Got Milk?

Like four generations of her family before her, Rosina Wallace is a dairy farmer. She has 31 cows at her small Vermont dairy, providing her just enough money to live.

But because of the Jeffords power shift in the Senate, Wallace’s dairy days may soon be over. In February, milk prices fell to the lowest rates since the 1970s. The only thing keeping Wallace’s farm afloat is the Northeast dairy compact, which was created by Congress in 1996 and sets a minimum price farmers are paid for a gallon of milk.

"It would have just wiped everybody out," Wallace said of the price drop. "Except the compact guarantees we'll get that production amount."

But with the defection from the GOP of Vermont Sen. Jim Jeffords, the future of the compact – and of dairy farmers like Wallace – is in doubt.

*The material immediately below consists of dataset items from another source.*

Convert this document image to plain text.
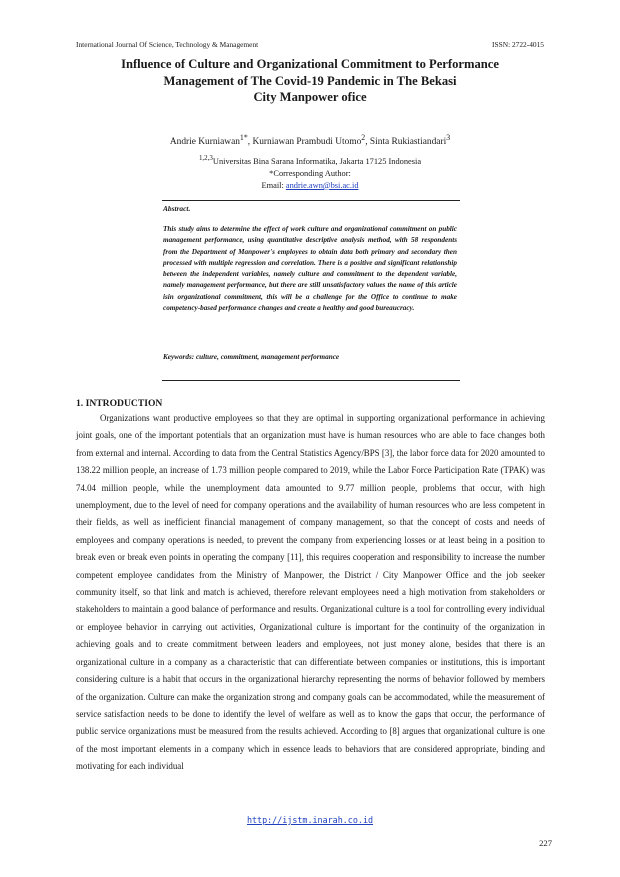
International Journal Of Science, Technology & Management	ISSN: 2722-4015
Influence of Culture and Organizational Commitment to Performance
Management of The Covid-19 Pandemic in The Bekasi
City Manpower ofice
Andrie Kurniawan$^{1*}$, Kurniawan Prambudi Utomo$^2$, Sinta Rukiastiandari$^3$
$^{1,2,3}$Universitas Bina Sarana Informatika, Jakarta 17125 Indonesia
*Corresponding Author:
Email: andrie.awn@bsi.ac.id
Abstract.
This study aims to determine the effect of work culture and organizational commitment on public management performance, using quantitative descriptive analysis method, with 58 respondents from the Department of Manpower's employees to obtain data both primary and secondary then processed with multiple regression and correlation. There is a positive and significant relationship between the independent variables, namely culture and commitment to the dependent variable, namely management performance, but there are still unsatisfactory values the name of this article isin organizational commitment, this will be a challenge for the Office to continue to make competency-based performance changes and create a healthy and good bureaucracy.
Keywords: culture, commitment, management performance
1. INTRODUCTION

Organizations want productive employees so that they are optimal in supporting organizational performance in achieving joint goals, one of the important potentials that an organization must have is human resources who are able to face changes both from external and internal. According to data from the Central Statistics Agency/BPS [3], the labor force data for 2020 amounted to 138.22 million people, an increase of 1.73 million people compared to 2019, while the Labor Force Participation Rate (TPAK) was 74.04 million people, while the unemployment data amounted to 9.77 million people, problems that occur, with high unemployment, due to the level of need for company operations and the availability of human resources who are less competent in their fields, as well as inefficient financial management of company management, so that the concept of costs and needs of employees and company operations is needed, to prevent the company from experiencing losses or at least being in a position to break even or break even points in operating the company [11], this requires cooperation and responsibility to increase the number competent employee candidates from the Ministry of Manpower, the District / City Manpower Office and the job seeker community itself, so that link and match is achieved, therefore relevant employees need a high motivation from stakeholders or stakeholders to maintain a good balance of performance and results. Organizational culture is a tool for controlling every individual or employee behavior in carrying out activities, Organizational culture is important for the continuity of the organization in achieving goals and to create commitment between leaders and employees, not just money alone, besides that there is an organizational culture in a company as a characteristic that can differentiate between companies or institutions, this is important considering culture is a habit that occurs in the organizational hierarchy representing the norms of behavior followed by members of the organization. Culture can make the organization strong and company goals can be accommodated, while the measurement of service satisfaction needs to be done to identify the level of welfare as well as to know the gaps that occur, the performance of public service organizations must be measured from the results achieved. According to [8] argues that organizational culture is one of the most important elements in a company which in essence leads to behaviors that are considered appropriate, binding and motivating for each individual

http://ijstm.inarah.co.id
227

Vermonters fear a backlash against the dairy compact, which Jeffords championed. Now critics who have long called it legalized price fixing may have their day.

"It's a welfare system for Vermont dairy farmers that operates at the expense of the average consumer," economist David Tuerck said.

Some point to the system in the Midwest, which relies on a few huge dairy corporations and considers compacts the bane of interstate commerce. President Bush and most of Congress oppose the Northeast dairy compact. And those legislators who weren’t sure may have soured on the idea, some say.

"Republicans that might have supported the dairy compact in the past to keep him in the party are going to be a lot less inclined to support it now," Tuerck said.

Vermonters like Congressman Bernie Sanders aren’t letting the criticism curdle their enthusiasm for the compact. He argues it actually encourages competition by keeping more family farms alive.

"I don't want the day to come when food production in this country is controlled by a handful of huge agri-business corporations," Sanders said.

Twenty five states, mostly in the South and East, have passed legislation to join dairy compacts. But the Northeast compact could evaporate come September when Congress decides whether to reauthorize or end it.